The events of 2025 exposed a health system that is dangerously fragile. Repairing it will require structural commitments that reach far beyond short-term fixes. To restore our health care system’s functionality, trust, and fairness, there are several steps we can take. 

First, we can protect health equity work with federal and state safeguards. In 2026, we need federal protections that prevent states and health systems from dismantling disparity reduction programs for political purposes. This includes restoring canceled grants, rebuilding equity offices inside health systems, requiring public reporting of disparities data, and safeguarding community partnerships that were defunded. Equity work must be treated as core healthcare infrastructure, not an optional initiative.

In this vein, we must stabilize access to affordable care with long-term reforms. Families cannot withstand another year of unpredictable premiums and shrinking coverage. Congress must extend ACA subsidies for multiple years rather than temporary increments. States should be incentivized to expand Medicaid and penalized for harmful redetermination practices. We need meaningful regulation of pharmaceutical pricing and stronger oversight of hospital consolidation, which contributed to historic price inflation in 2025. Affordability is not sustainable without structural cost control.

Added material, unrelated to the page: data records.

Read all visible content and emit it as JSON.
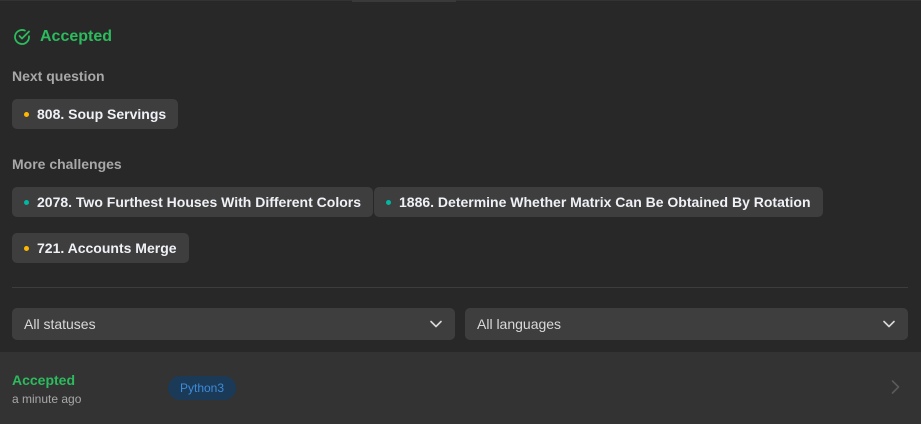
{
  "result": {
    "status": "Accepted",
    "status_color": "#2cbb5d"
  },
  "next_question": {
    "label": "Next question",
    "item": {
      "title": "808. Soup Servings",
      "difficulty_color": "#ffb800"
    }
  },
  "more_challenges": {
    "label": "More challenges",
    "items": [
      {
        "title": "2078. Two Furthest Houses With Different Colors",
        "difficulty_color": "#00b8a3"
      },
      {
        "title": "1886. Determine Whether Matrix Can Be Obtained By Rotation",
        "difficulty_color": "#00b8a3"
      },
      {
        "title": "721. Accounts Merge",
        "difficulty_color": "#ffb800"
      }
    ]
  },
  "filters": {
    "status": {
      "selected": "All statuses",
      "icon": "chevron-down-icon"
    },
    "language": {
      "selected": "All languages",
      "icon": "chevron-down-icon"
    }
  },
  "submissions": [
    {
      "status": "Accepted",
      "time": "a minute ago",
      "language": "Python3"
    }
  ]
}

We just also take this moment to invest in maternal and reproductive health on a national level. The maternal health crisis is a national emergency. The United States needs a federally-funded maternal health action plan that expands midwifery and doula services, supports culturally affirming models of care, strengthens birthing centers, and restores access to reproductive health services that were restricted or politicized in 2025. Maternal mental health support must be integrated into prenatal and postpartum care.

This brings us to health care workers. In 2026, the country needs a national healthcare workforce recovery plan that includes competitive wages for nurses and frontline workers, mandatory safe staffing ratios, streamlined licensure mobility to address shortages, expanded loan forgiveness programs, and federal support for training pathways in rural and underserved communities. 

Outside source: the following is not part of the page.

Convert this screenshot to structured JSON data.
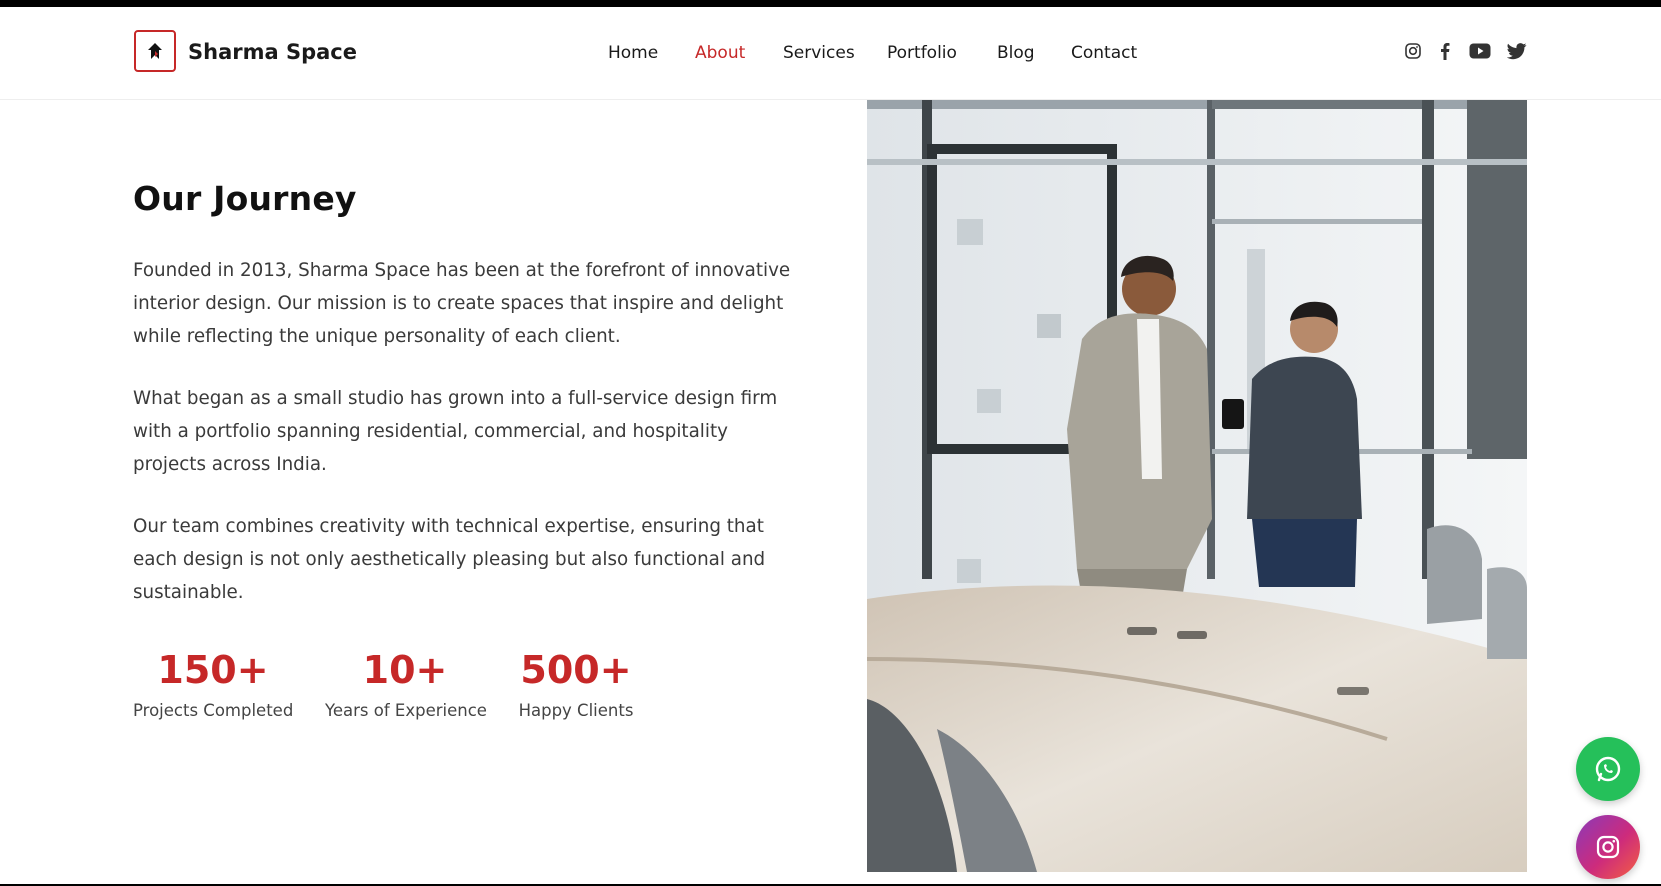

And as clinicians increasingly leverage AI tools, we must establish guardrails. The rapid deployment of AI in 2025 showed both its potential and its danger. In 2026, the country needs a clear regulatory framework that requires all AI tools to undergo bias auditing prior to approval, mandates transparency in training data, establishes protections for patient privacy, and ensures clinicians are trained to use AI safely rather than being forced to rely on tools they do not understand. Community oversight boards should be established to monitor AI’s real-world impact, particularly on marginalized groups. 

Moreover, we must restore scientific independence and strengthen public health authority.. In 2025, political influence weakened public trust in agencies that should be guiding evidence-based decisions. In 2026, federal and state governments must enact measures that protect scientific guidance from political pressure, rebuild systems that were weakened, fund public health workforce pipelines, and protect reproductive health data from misuse. Public health institutions must be empowered to speak clearly and honestly again.

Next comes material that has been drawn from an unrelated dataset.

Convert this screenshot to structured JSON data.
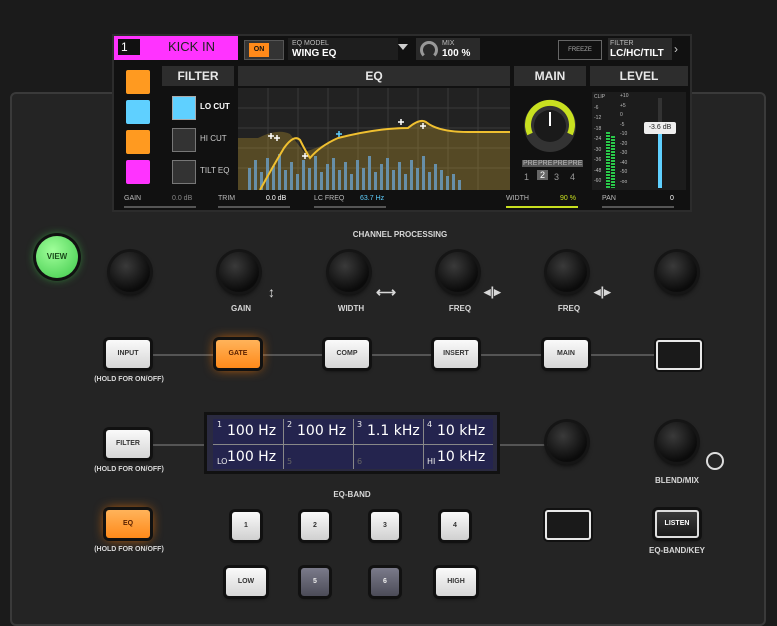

We can help achieve these goals by expanding community-centered and preventive care. Communities filled gaps in 2025 that institutions left behind. In 2026, we must support community health workers, fund mobile clinics and home-based care,, and invest in prevention programs that reduce downstream healthcare spending. These models are evidence-based and cost-effective, and they are essential for rebuilding trust in communities that have been historically marginalized.

As a Black woman physician and mother raising two Black sons, 2025 often felt like watching a system stretch beyond its limits. But I also saw extraordinary resilience. Families advocating for themselves. Clinicians showing up despite impossible circumstances. Communities stepping in where institutions failed.

The question for 2026 is not whether we understand what must change. We do. The question is whether we will choose to build a system where every life is treated with dignity, safety, and care.